Adapun pendapat al-Farabi dan Ibn Sina yang
memang juga pantas diserang adalah:
1. Ia mencukupkan diri dengan teori penciptaan, yang ini tidak lain sekedar
pancaran atau emanasi alat plotenius, dan pendapat ini tidak bisa merealisir
penciptaan yang dimaksudkan oleh al-Quran, maupun penciptaan yang berlandaskan
pada kemampuan dan kehendak al-Ba’ari (Allah)
2. Bahwa membatasi pengetahuan Allah (ilmu Ilahi) hanya pada
universalia-universalianya saja. Teori ini sama sekali tidak bisa merealisir
apa yang dikukuhkan oleh al-Quran, bahwa Allah menyatakan sesuatu.

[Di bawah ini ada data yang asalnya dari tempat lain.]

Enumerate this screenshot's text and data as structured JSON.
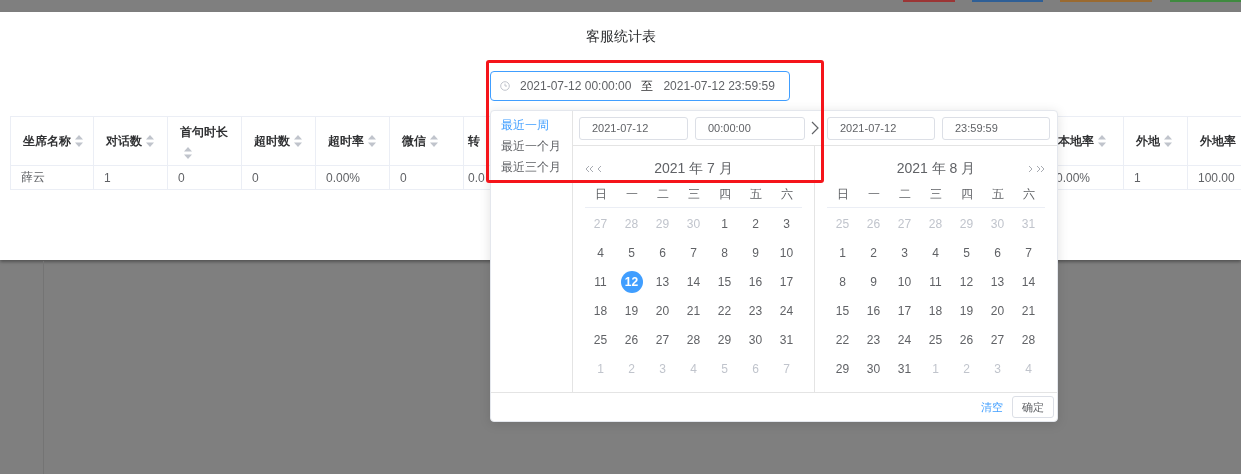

Pertentangan antara al-Ghazali dengan para
filosof berkisar pada interpretasi tentang ajaran Islam, bukan tentang diterima
atau tidaknya ajaran dasar itu. Baik kaum filosof maupun al-Ghazali mengakui
Tuhan sebagai pencipta dan alam diciptakan.
C. Corak Tasawuf al-Ghazali dan Pengaruhnya terhadap Dunia Islam
1. Corak tasawuf al-Ghazali
Ketika al-Ghazali telah meninggalkan pendapat
para mutakallimin, filsafat dan aliran kebatinan, maka paham sufilah yang
membuatnya hidup tenang. Menurut pengamatannya perdebatan kaum teolog dan para
filosof pada masanya sudah menjadi perang mulut belaka tanpa isi karena tidak
disertai perasaan keagamaan tentang masalah yang diperdebatkan. Al-Ghazali
menampilkan konsep dan sekaligus sebagai corak tasawufnya yaitu ma’rifatullah.[24]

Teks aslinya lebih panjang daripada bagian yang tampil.